Permissions are restricted to the minimum needed:

```yaml

permissions:

  contents: read

```

---

## CD Pipeline – `.github/workflows/cd.yml`

The **CD workflow** handles:

* Building and pushing the Docker image to GHCR.

* Deploying the application to a Kubernetes cluster (kind) inside GitHub Actions.

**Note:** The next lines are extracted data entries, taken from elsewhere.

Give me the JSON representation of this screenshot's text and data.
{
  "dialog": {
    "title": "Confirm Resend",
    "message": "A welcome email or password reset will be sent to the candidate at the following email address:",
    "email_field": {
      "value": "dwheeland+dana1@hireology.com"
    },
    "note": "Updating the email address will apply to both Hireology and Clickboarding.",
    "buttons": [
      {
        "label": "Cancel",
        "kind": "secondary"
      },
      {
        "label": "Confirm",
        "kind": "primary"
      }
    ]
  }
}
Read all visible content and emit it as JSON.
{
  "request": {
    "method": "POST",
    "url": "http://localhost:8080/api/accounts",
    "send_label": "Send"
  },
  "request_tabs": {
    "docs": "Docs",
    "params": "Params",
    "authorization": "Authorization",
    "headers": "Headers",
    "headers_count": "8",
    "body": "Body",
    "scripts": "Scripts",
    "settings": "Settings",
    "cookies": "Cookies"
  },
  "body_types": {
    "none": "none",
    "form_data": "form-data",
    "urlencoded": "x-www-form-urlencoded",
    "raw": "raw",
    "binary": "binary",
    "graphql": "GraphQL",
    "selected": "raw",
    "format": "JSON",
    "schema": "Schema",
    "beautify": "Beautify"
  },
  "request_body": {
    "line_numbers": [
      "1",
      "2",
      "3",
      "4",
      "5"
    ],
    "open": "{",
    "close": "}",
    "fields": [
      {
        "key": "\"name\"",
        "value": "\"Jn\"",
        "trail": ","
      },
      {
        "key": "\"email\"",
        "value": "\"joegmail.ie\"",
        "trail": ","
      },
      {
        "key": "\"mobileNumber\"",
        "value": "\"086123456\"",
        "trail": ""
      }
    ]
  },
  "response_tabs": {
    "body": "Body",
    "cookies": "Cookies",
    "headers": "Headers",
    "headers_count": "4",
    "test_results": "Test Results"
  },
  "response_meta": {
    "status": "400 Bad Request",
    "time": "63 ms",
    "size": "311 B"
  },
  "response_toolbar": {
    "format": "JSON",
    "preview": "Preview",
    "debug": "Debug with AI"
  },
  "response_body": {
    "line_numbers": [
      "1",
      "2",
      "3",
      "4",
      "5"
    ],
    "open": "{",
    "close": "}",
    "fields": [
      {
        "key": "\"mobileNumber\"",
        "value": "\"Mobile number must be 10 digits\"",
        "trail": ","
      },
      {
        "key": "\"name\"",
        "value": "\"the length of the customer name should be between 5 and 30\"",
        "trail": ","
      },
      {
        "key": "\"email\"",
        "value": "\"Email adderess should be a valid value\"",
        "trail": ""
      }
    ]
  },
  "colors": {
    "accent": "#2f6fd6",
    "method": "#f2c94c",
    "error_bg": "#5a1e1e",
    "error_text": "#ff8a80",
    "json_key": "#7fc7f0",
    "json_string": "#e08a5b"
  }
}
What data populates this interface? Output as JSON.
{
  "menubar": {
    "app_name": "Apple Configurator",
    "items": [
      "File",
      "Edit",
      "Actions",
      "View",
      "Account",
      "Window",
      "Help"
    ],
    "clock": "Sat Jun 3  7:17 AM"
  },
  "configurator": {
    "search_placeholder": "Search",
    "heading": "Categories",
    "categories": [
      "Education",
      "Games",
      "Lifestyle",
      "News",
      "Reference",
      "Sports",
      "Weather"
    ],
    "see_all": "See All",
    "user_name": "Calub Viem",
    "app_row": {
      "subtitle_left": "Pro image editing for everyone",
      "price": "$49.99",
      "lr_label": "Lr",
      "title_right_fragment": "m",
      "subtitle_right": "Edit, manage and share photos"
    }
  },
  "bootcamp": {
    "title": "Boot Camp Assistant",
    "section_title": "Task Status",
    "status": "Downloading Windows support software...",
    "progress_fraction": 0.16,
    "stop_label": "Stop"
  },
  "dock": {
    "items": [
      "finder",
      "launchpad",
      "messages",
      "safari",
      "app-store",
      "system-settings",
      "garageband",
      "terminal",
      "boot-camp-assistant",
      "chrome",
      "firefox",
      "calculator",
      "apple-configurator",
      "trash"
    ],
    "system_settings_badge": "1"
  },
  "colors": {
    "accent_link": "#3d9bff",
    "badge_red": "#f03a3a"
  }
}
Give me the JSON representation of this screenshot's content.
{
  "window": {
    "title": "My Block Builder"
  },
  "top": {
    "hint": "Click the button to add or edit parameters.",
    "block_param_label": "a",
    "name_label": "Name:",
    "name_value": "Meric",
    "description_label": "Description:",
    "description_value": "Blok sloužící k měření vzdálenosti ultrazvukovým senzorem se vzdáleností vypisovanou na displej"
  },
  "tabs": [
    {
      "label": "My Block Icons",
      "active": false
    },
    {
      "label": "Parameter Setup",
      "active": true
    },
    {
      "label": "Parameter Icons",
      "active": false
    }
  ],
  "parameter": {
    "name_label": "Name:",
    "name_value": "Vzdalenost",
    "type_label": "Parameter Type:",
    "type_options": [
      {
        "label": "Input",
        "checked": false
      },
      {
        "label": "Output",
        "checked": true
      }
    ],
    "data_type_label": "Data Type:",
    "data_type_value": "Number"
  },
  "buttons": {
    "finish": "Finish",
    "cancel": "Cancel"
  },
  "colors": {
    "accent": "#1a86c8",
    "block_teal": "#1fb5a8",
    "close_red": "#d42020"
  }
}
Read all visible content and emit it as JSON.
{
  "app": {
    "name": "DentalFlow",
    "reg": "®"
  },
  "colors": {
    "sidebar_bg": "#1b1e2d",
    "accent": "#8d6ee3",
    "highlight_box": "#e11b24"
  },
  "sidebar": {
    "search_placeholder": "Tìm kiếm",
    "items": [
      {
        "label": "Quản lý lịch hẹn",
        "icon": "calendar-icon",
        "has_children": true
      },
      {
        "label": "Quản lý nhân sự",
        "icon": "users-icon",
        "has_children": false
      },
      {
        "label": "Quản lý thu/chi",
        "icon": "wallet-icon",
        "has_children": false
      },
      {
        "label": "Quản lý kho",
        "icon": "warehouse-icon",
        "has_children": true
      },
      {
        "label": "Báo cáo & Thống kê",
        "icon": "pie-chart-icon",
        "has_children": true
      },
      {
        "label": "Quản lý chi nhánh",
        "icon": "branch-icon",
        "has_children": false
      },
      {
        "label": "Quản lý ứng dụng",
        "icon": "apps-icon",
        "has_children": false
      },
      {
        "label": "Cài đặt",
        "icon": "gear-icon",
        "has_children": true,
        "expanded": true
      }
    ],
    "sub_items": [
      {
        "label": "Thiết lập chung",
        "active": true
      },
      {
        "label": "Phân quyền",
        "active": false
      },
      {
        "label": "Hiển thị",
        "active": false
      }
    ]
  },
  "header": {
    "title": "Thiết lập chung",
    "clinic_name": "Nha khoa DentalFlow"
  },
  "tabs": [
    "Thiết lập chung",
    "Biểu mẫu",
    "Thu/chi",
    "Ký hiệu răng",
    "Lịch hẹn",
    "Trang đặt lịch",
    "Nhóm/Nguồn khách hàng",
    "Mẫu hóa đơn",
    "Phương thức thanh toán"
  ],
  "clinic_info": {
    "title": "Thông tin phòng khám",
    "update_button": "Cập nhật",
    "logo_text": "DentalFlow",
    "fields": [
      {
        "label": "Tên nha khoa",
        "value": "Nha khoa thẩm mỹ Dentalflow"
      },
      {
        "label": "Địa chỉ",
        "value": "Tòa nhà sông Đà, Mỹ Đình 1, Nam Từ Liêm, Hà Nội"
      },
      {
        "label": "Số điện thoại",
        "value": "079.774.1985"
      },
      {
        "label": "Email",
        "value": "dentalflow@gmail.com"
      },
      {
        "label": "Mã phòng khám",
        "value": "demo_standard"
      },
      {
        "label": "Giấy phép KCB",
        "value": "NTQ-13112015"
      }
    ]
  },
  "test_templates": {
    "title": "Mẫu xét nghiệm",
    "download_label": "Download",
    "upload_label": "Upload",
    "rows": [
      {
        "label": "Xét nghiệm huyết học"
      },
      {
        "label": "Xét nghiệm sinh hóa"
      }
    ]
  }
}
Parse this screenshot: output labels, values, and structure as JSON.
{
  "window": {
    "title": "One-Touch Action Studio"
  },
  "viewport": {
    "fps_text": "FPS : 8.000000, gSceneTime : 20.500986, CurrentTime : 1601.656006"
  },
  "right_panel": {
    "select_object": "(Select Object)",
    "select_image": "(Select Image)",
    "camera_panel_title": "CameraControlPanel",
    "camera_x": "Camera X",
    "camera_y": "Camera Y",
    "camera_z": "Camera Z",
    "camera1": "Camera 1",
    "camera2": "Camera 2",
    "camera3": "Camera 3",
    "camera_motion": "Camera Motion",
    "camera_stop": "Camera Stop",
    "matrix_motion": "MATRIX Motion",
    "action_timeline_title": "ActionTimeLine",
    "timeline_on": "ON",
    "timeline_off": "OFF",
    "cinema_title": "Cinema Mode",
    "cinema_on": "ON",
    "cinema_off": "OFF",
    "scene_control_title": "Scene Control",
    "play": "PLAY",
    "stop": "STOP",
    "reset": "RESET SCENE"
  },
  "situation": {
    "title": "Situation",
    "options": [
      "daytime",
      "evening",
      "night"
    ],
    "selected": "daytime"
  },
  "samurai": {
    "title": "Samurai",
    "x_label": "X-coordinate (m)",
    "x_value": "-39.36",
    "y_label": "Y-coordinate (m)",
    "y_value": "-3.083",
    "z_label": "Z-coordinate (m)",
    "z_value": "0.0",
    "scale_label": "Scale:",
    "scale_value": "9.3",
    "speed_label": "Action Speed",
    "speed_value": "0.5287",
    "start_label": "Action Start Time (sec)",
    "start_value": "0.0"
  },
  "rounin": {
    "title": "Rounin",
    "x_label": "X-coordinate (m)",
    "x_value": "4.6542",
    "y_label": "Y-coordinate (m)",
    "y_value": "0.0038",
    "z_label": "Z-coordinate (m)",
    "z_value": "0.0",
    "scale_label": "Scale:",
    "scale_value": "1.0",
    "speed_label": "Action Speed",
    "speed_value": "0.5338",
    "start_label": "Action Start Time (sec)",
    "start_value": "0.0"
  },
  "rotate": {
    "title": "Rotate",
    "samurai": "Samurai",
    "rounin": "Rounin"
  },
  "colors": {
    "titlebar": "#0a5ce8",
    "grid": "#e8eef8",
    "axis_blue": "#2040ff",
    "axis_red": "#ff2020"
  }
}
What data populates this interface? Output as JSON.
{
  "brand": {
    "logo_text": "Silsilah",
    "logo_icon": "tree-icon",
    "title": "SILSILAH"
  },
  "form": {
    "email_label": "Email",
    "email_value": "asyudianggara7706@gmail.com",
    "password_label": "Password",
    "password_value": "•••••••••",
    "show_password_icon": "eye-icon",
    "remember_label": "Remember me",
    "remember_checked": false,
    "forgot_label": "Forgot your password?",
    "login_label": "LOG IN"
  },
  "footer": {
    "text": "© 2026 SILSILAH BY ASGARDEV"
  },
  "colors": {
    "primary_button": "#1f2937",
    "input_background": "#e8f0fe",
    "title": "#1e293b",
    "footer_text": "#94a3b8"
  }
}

* Running a smoke test against `/health`.

High-level steps:

1. **Checkout repository**

2. **Set up Docker Buildx**

3. **Log in to GHCR** using `github.token`

4. **Build & push Docker image**

   * Image tag format:

     ```text

     ghcr.io//taskboard-backend:{sha, latest}

     ```

5. **Create a kind cluster** using `helm/kind-action`

6. **Load the image into kind** to avoid pulling from the network

7. **Apply Kubernetes manifests**

   ```bash

   kubectl apply -f k8s/namespace.yaml

   kubectl apply -f k8s/deployment.yaml

   kubectl apply -f k8s/service.yaml

   ```

8. **Wait for rollout**

   ```bash

   kubectl rollout status deployment/taskboard-backend -n taskboard

   kubectl get pods -n taskboard

   ```

9. **Smoke test `/health` endpoint**

   ```bash

   kubectl port-forward svc/taskboard-backend -n taskboard 5000:80 &

   curl -f http://localhost:5000/health

   ```

If any of these steps fail, the CD pipeline fails, ensuring that only healthy deployments are considered successful.

Permissions:

```yaml

permissions:

  contents: read

  packages: write

```

---

## Security & Quality

* **Static Analysis (SAST):**

  GitHub **CodeQL** code scanning is enabled for this repository via the Security tab. It analyzes the C++ code for common vulnerabilities and code issues.

* **CI Hardening:**

  * Minimal GitHub Actions `permissions` in both CI and CD workflows (principle of least privilege).

  * Unit tests integrated into CI (pipeline fails if tests fail).

* **Infrastructure as Code:**

  * Kubernetes manifests are stored in version control.

  * CI/CD workflows are defined as code in `.github/workflows/`.

---

## Possible Future Improvements

The current version focuses on the DevOps side. Possible extensions:

* Implement a real TaskBoard API (tasks, statuses, priorities).

* Add a database (e.g. PostgreSQL) and migrations (e.g. Flyway).

* Introduce container image scanning (e.g. Trivy).

* Add more advanced static analysis (clang-tidy, clang-format checks).

* Add Ingress and TLS termination for external HTTPS access in Kubernetes.

* Split the project into separate services (backend + frontend) and extend the pipeline accordingly.

For the purposes of the **Modern Practices in DevOps** course, the current implementation already demonstrates:

* End-to-end CI/CD,

* Docker-based delivery,

* Deployment to Kubernetes,

* Basic security and quality practices.